Campus was quiet. And although it was cold and damp, I couldn’t stop starring at the lights, as they reflected brightly in the shallow puddles on the pavement.
Standing there, with my ballet flats soaked, I was lulled into a state of emotional contemplation. So many thoughts. So many feelings. About my week, my semester, my life. About my family, my friends, my self. It was a lot to take in.
Whether my introspection had to do with the sheer beauty of the scene or the brooding lyrics of “All Too Well,” I couldn’t say.
I tend to get more meditative in the winter. It’s a good time to step back and review things, to look at where you’ve been, where you are, and where you want to go. To look at who you were, who you are, and who you want to be. Those sorts of things.
I’ve been so busy the past few years that I’ve eased into a routine, comfortably following my own preset plan. It’s been a long while since I’ve shed much light on anything in my life. And, honestly, it’s been just as long since I’ve noticed something as simple and stunning as a lit-up tree.
That still setting and those sentimental Swift songs prompted some much-needed soul searching. It got to the point where all I did all week, while working on my final papers in the Chocolate Bar, was listen to her albums on repeat. That’s not something I usually do. I don’t hate Swift, but I don’t love her either. And I definitely didn’t think I cared enough about her to spend so long engaged with her music.

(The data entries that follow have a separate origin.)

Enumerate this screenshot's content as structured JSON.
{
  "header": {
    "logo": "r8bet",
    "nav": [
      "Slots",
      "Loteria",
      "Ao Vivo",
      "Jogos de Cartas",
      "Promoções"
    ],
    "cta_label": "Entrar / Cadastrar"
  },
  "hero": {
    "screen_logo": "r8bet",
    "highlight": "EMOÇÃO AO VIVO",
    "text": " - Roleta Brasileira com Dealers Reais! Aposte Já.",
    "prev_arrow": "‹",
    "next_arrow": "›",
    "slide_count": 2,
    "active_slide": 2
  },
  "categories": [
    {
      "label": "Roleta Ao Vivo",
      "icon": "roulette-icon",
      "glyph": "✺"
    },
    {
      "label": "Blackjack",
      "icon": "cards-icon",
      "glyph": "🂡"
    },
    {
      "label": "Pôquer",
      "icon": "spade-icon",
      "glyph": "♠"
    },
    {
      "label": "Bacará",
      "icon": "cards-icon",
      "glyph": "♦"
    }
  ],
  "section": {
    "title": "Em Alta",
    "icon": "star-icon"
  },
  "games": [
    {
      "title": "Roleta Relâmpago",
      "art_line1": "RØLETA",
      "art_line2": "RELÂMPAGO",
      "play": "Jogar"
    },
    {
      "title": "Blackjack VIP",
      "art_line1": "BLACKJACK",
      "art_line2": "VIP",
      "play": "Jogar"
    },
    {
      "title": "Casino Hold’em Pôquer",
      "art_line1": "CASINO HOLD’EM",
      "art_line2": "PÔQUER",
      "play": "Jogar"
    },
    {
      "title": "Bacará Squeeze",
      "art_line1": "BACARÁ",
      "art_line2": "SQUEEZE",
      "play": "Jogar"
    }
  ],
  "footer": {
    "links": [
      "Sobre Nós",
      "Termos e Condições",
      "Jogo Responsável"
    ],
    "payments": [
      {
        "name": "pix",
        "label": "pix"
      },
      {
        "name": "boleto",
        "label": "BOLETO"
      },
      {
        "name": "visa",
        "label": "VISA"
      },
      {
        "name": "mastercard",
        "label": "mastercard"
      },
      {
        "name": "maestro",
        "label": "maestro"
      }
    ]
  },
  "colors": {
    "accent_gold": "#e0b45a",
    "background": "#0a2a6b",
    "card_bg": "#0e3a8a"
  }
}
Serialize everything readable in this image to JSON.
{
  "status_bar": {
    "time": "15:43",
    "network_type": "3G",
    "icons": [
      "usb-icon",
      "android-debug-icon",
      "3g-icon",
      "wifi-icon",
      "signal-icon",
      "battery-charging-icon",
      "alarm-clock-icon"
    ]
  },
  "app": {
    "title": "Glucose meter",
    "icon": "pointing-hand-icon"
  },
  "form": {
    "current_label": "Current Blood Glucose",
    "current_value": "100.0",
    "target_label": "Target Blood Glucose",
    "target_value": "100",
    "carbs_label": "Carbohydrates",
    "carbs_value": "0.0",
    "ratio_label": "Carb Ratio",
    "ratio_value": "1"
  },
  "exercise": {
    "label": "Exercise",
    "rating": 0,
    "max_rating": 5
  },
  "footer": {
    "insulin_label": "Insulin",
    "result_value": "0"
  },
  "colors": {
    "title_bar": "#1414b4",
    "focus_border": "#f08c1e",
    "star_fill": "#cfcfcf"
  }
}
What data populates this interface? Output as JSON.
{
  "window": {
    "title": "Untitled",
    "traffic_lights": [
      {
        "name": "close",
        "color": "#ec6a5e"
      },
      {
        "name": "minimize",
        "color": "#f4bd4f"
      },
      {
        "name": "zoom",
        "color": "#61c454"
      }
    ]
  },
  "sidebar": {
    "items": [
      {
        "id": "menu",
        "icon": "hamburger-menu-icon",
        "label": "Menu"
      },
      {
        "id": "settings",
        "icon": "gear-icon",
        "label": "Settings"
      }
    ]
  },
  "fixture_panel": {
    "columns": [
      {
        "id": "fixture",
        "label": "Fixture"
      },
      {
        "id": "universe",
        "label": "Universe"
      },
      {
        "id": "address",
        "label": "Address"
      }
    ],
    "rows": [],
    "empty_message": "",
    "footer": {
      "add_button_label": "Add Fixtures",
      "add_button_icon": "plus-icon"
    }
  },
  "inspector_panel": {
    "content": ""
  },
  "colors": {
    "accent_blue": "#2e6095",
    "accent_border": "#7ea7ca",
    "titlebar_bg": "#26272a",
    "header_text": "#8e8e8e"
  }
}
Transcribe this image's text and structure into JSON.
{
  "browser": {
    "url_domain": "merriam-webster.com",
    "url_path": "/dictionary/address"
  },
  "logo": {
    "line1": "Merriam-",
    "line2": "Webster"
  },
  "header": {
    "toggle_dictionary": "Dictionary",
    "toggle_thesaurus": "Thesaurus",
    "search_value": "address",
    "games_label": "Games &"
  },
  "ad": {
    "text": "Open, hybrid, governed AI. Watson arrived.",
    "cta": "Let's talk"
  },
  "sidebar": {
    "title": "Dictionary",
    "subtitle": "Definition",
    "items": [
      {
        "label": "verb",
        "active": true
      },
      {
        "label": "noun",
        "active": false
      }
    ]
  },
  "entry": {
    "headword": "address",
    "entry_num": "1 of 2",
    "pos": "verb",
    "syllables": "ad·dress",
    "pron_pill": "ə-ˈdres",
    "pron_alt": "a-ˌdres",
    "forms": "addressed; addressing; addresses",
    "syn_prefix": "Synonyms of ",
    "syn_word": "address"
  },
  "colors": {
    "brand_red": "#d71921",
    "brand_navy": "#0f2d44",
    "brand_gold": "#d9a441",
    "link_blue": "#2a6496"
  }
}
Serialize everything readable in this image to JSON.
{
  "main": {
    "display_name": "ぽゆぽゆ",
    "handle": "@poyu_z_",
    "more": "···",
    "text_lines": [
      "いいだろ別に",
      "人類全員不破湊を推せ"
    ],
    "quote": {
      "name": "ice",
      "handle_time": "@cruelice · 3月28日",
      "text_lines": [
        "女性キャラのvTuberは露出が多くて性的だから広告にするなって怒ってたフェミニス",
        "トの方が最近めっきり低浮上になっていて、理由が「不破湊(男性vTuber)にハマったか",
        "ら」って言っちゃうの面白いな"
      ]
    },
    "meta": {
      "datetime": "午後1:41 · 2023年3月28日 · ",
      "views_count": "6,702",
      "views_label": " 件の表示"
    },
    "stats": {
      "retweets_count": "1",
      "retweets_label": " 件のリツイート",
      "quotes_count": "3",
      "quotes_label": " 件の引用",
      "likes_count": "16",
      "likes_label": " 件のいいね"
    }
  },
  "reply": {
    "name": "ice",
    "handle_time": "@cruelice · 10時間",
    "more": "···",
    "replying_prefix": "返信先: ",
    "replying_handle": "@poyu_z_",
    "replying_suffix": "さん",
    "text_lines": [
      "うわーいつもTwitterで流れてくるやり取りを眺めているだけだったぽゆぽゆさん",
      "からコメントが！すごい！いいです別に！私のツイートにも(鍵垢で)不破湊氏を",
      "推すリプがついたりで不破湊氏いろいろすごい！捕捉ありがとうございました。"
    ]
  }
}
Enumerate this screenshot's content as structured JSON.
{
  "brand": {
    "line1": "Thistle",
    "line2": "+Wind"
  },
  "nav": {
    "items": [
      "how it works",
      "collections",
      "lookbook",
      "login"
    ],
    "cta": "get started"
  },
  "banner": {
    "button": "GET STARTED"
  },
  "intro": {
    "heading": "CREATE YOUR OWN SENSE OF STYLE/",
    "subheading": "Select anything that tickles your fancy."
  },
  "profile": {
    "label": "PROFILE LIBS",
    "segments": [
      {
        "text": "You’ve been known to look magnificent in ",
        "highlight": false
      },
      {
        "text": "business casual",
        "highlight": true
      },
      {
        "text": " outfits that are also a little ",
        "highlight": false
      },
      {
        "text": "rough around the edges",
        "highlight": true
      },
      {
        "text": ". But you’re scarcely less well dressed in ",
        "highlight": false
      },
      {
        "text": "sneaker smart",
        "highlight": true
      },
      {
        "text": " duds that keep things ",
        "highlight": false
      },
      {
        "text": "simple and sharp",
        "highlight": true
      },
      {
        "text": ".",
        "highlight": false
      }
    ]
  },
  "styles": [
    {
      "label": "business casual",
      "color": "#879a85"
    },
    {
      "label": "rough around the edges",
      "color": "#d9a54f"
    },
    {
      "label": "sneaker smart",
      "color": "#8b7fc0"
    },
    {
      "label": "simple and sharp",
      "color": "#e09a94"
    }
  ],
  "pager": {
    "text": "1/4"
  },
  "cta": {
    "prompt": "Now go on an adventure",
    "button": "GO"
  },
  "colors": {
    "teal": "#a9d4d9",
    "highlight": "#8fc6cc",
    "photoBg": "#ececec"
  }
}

In retrospect, though, my sudden Swift fixation makes sense to me-because her lyrics helped me sort through my thoughts. They were honest and relatable. They where what I needed when I needed them. I’m not trying to make a case for or against her, and I’m definitely not going into what the media says about her love life. But somehow, I found depth and meaning in her simple words through experience. Many of the things that mattered to her, seemed to matter to me, too.
I thought about how figuring out where you belong can be a process of trial and error: “I’ll be strong / I’ll be wrong, But life goes on / I’m just a girl / Trying to find a place in this world.”
I thought about how there’s always the opportunity to reinvent who you are, to explore new possibilities: “Lives change like weather / I hope you remember / Today is never too late to be brand new.”
I thought about how easy-and terrifying-it can be to lose yourself in your day-to-day life: “Time won’t fly, it’s like I’m paralyzed by it / I’d like to be my old self again, but I’m still trying to find it.”
I thought about relationships and how fickle we can be, even when it comes to people who are important to us: “People are people / And sometimes we change our minds.”
I thought about love and wondered whether it was magic or just some kind of mechanics: “All we are is skin and bone / Trained to get along.”
I thought about how although it can be scary, it’s okay to care about someone and let them in: “And all my walls stood tall painted blue / And I’ll take them down / Take them down / And open up the door for you.”
I thought about how when someone really loves you, they love every part of you: “You’re beautiful / Every little piece love / And don’t you know / You’re really gonna be someone / Ask anyone.”
I considered these ideas, and a great many others, over the past several days-a string of simple, little, shining things, no different than those Christmas tree lights. And while I’ll think about them from time to time, very rarely do I appreciate them the way I should-except when I take these moments to remember, to go back and reflect, much like I did this December.